The real data that are your input are converted into something that is almost complex. As it turns out buffer[0] and buffer[n/2] are real and independent. There is a good discussion of it here.
The input data are sound intensity values taken over time, equally spaced. They are said to be, appropriately enough, in the time domain. The output of the FT is said to be in the frequency domain because the horizontal axis is frequency. The vertical scale remains intensity. Although it isn't obvious from the input data, there is phase information in the input as well. Although all of the sound is sinusoidal, there is nothing that fixes the phases of the sine waves. This phase information appears in the frequency domain as the phases of the individual complex numbers, but often we don't care about it (and often we do too!). It just depends upon what you are doing. The calculation
const float value = sqrt((realValue * realValue) + (imagValue * imagValue));
retrieves the intensity information but discards the phase information. Taking the logarithm essentially just dampens the big peaks.
Hope this is helpful.
If you are getting strange results then one thing to check is the documentation for the FFT library to see how the output is packed. Some routines use a packed format where real/imaginary values are interleaved, or they may begin at the N/2 element and wrap around.

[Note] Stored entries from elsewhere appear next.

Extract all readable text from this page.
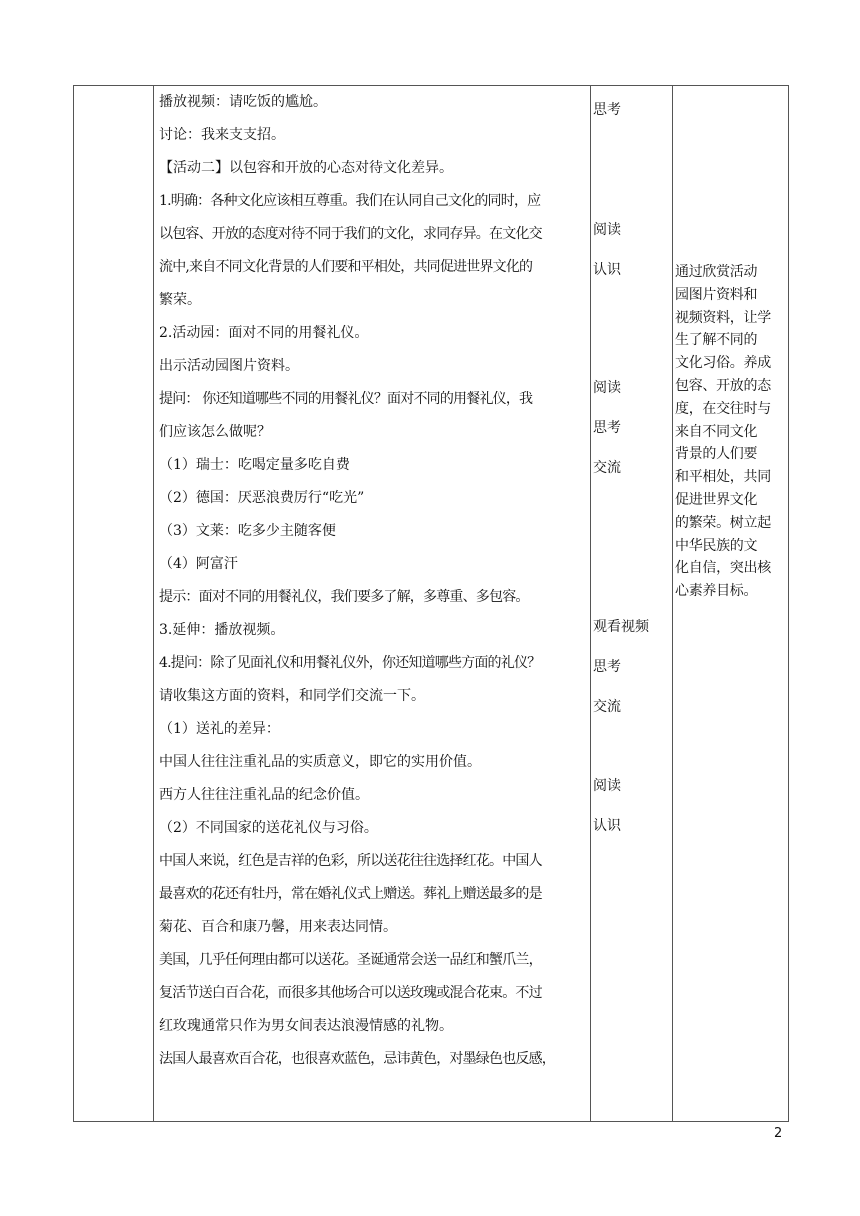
播放视频：请吃饭的尴尬。

讨论：我来支支招。

【活动二】以包容和开放的心态对待文化差异。

1.明确：各种文化应该相互尊重。我们在认同自己文化的同时，应

以包容、开放的态度对待不同于我们的文化，求同存异。在文化交

流中,来自不同文化背景的人们要和平相处，共同促进世界文化的

繁荣。

2.活动园：面对不同的用餐礼仪。

出示活动园图片资料。

提问： 你还知道哪些不同的用餐礼仪？面对不同的用餐礼仪，我

们应该怎么做呢？

（1）瑞士：吃喝定量多吃自费

（2）德国：厌恶浪费厉行“吃光”

（3）文莱：吃多少主随客便

（4）阿富汗

提示：面对不同的用餐礼仪，我们要多了解，多尊重、多包容。

3.延伸：播放视频。

4.提问：除了见面礼仪和用餐礼仪外，你还知道哪些方面的礼仪？

请收集这方面的资料，和同学们交流一下。

（1）送礼的差异：

中国人往往注重礼品的实质意义，即它的实用价值。

西方人往往注重礼品的纪念价值。

（2）不同国家的送花礼仪与习俗。

中国人来说，红色是吉祥的色彩，所以送花往往选择红花。中国人

最喜欢的花还有牡丹，常在婚礼仪式上赠送。葬礼上赠送最多的是

菊花、百合和康乃馨，用来表达同情。

美国，几乎任何理由都可以送花。圣诞通常会送一品红和蟹爪兰，

复活节送白百合花，而很多其他场合可以送玫瑰或混合花束。不过

红玫瑰通常只作为男女间表达浪漫情感的礼物。

法国人最喜欢百合花，也很喜欢蓝色，忌讳黄色，对墨绿色也反感，

思考

阅读

认识

阅读

思考

交流

观看视频

思考

交流

阅读

认识

通过欣赏活动
园图片资料和
视频资料，让学
生了解不同的
文化习俗。养成
包容、开放的态
度，在交往时与
来自不同文化
背景的人们要
和平相处，共同
促进世界文化
的繁荣。树立起
中华民族的文
化自信，突出核
心素养目标。
2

For a sanity check I would suggest creating sample data with known characteristics, eg Fs/2, Fs/4 (Fs = sample frequency) and compare the output of the FFT routine with what you'd expect. Try creating both a sine and cosine at the same frequency, as these should have the same magnitude in the spectrum, but have different phases (ie the realValue/imagValue will differ, but the sum of squares should be the same.
If you're intending on using the FFT though then you really need to know how it works mathematically, otherwise you're likely to encounter other strange problems such as aliasing.